The first Earth Day occurred in 1970, long before anyone started to worry about what was, at first, called “global warming.” So those trying to get Americans to change their behavior for the planet’s sake are fighting a battle against eco-fatigue, born of repeated exposure to environmentalist messages, and their inevitable fadeout.
In Charlottesville, one organization is leveraging group psychology to spur regular people to reduce their carbon footprints. “We noticed that the largest sector emitting greenhouse gases is the residential sector, at nearly 30 percent,” says Claire Habel of the Charlottesville Climate Collaborative, or C3. “We said ‘Hey, we should really be engaging households.’”
Through C3’s Home Energy Challenge, groups of friends and neighbors around the city have been attending “power parties,” where they set carbon reduction goals and resolve to track their progress as a group. The idea is that working in teams, with an element of competition and accountability to one’s teammates, might keep folks more committed to making those little shifts in personal habits that add up to a larger impact. “It’s known to be pretty effective—this positive peer pressure,” says Habel.
On a warm evening in March, Chris and Mirentxu Meyer assemble trays of snacks in the kitchen of their roomy new house in Fry’s Spring, while Habel talks with a reporter about how the Home Energy Challenge works. “Many of our participants have done a lot of the actions already,” Habel says, explaining that the HEC offers teams a menu of carefully quantified, footprint-reducing actions they can take. If participants have already, say, bought an electric vehicle or switched to LED light bulbs, there are still ways to earn points for their teams, through actions “geared toward lifestyle”—for example, line-drying clothes.
Chris Meyer already works on climate change through his day job, as executive director of the Local Energy Alliance Program. He says that when he and Mirentxu moved into this subdivision, Oaklawn, where construction is still underway and heavy equipment blocks the street, they wanted their investment to reflect their green values, so they installed geothermal heating and solar panels. “I’m interested in seeing more done locally,” he says, referring to the City of Charlottesville’s carbon reduction goals, which have been relatively modest.

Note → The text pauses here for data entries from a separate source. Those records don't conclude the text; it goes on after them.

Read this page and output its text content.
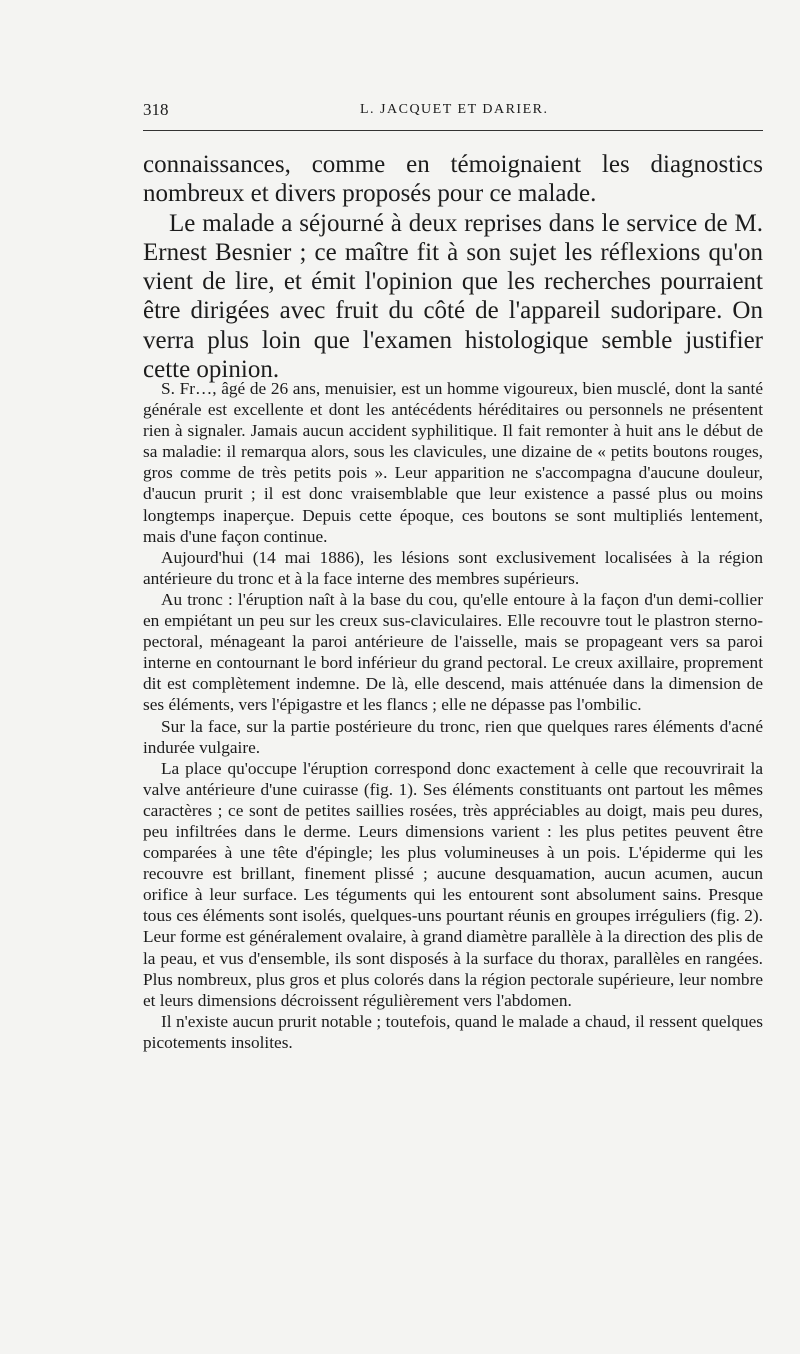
318	L. JACQUET ET DARIER.

connaissances, comme en témoignaient les diagnostics nombreux et divers proposés pour ce malade.

Le malade a séjourné à deux reprises dans le service de M. Ernest Besnier ; ce maître fit à son sujet les réflexions qu'on vient de lire, et émit l'opinion que les recherches pourraient être dirigées avec fruit du côté de l'appareil sudoripare. On verra plus loin que l'examen histologique semble justifier cette opinion.

S. Fr…, âgé de 26 ans, menuisier, est un homme vigoureux, bien musclé, dont la santé générale est excellente et dont les antécédents héréditaires ou personnels ne présentent rien à signaler. Jamais aucun accident syphilitique. Il fait remonter à huit ans le début de sa maladie: il remarqua alors, sous les clavicules, une dizaine de « petits boutons rouges, gros comme de très petits pois ». Leur apparition ne s'accompagna d'aucune douleur, d'aucun prurit ; il est donc vraisemblable que leur existence a passé plus ou moins longtemps inaperçue. Depuis cette époque, ces boutons se sont multipliés lentement, mais d'une façon continue.

Aujourd'hui (14 mai 1886), les lésions sont exclusivement localisées à la région antérieure du tronc et à la face interne des membres supérieurs.

Au tronc : l'éruption naît à la base du cou, qu'elle entoure à la façon d'un demi-collier en empiétant un peu sur les creux sus-claviculaires. Elle recouvre tout le plastron sterno-pectoral, ménageant la paroi antérieure de l'aisselle, mais se propageant vers sa paroi interne en contournant le bord inférieur du grand pectoral. Le creux axillaire, proprement dit est complètement indemne. De là, elle descend, mais atténuée dans la dimension de ses éléments, vers l'épigastre et les flancs ; elle ne dépasse pas l'ombilic.

Sur la face, sur la partie postérieure du tronc, rien que quelques rares éléments d'acné indurée vulgaire.

La place qu'occupe l'éruption correspond donc exactement à celle que recouvrirait la valve antérieure d'une cuirasse (fig. 1). Ses éléments constituants ont partout les mêmes caractères ; ce sont de petites saillies rosées, très appréciables au doigt, mais peu dures, peu infiltrées dans le derme. Leurs dimensions varient : les plus petites peuvent être comparées à une tête d'épingle; les plus volumineuses à un pois. L'épiderme qui les recouvre est brillant, finement plissé ; aucune desquamation, aucun acumen, aucun orifice à leur surface. Les téguments qui les entourent sont absolument sains. Presque tous ces éléments sont isolés, quelques-uns pourtant réunis en groupes irréguliers (fig. 2). Leur forme est généralement ovalaire, à grand diamètre parallèle à la direction des plis de la peau, et vus d'ensemble, ils sont disposés à la surface du thorax, parallèles en rangées. Plus nombreux, plus gros et plus colorés dans la région pectorale supérieure, leur nombre et leurs dimensions décroissent régulièrement vers l'abdomen.

Il n'existe aucun prurit notable ; toutefois, quand le malade a chaud, il ressent quelques picotements insolites.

Wanting to do more on a personal level, he volunteered to host this power party and lead a team in the second season of the Home Energy Challenge. The Meyers’ first guest to arrive is Beau Dickerson, whose company Echelon developed this new neighborhood, and who lives just up the street. Soon, six more neighbors have arrived, and everyone settles in for a presentation by Habel.
With 11 teams having been part of the HEC’s first season—it wrapped up in February—Habel has clearly had practice leading folks through her spiel. She points out that while Richmond and Blacksburg have set aggressive greenhouse gas reduction goals—80 percent by 2050, in some cases—Charlottesville’s goal is a wan 10 percent by 2035 (the city is currently working on a revised, more ambitious goal). Her audience expresses dismay. Habel piles on a little: Charlottesvillians create more annual greenhouse gas emissions than the average U.S. citizen (11.2 tons per person as opposed to 10 tons) and more than twice as much as the average Brit (5.2 tons).
With everyone in the room now feeling a little guilty, Habel offers hope: The 192 households that participated in the first season of the HEC saved a collective 186 tons of carbon. “We have to think about it in terms of numbers, because it’s the little things that make an impact,” Habel says. “Last season, we soared past our goal.”
Those 186 tons saved seem small compared with the 6.5 million tons annually emitted across the U.S. (that’s the EPA’s number for 2016). As Leo Connally, another HEC participant, puts it, echoing a very common sentiment, “When I start to think about global climate change, it’s such an overwhelming thing.” Very bad news from the U.N.—whose report last fall predicted catastrophic effects from climate change sooner than previously expected—and climate-change denial on the part of President Trump may well cause people to despair.
Yet the crux of the issue—and the sweet spot where C3 is trying to do its work—is to keep people focused on doable steps and incremental change at the local level, in the belief that widespread improvements are built of many tiny positive shifts. In her presentations, Habel also appeals to her audience’s wallets, pointing out that eating one fewer meal of beef each week can save a family of four $100 per year.
Connally says he, for one, has seen some real savings. “We installed a water-saving showerhead and started being more diligent about monitoring our thermostat,” he says. “Our gas bill went from $110 to $57.” He and his girlfriend have also cut their trash volume in half by composting through the city compost program.
“That’s a tangible thing,” he says. “What appealed to us with HEC is that it kind of brought all these different things together in an organized way. I can take a couple steps and watch and see the impact.”
Of course, transportation and business sectors are also major GHG polluters, and government regulation—from the local to international levels—is needed to promote drastic change. “It’s a little bit frustrating to me that the onus is on the individual,” says Connally. “I wish I saw more effort on behalf of some of the larger corporations.” Still, he and many others hope to step up their own personal games.
“I’m a work in progress here,” he says, “but I have the best of intentions.”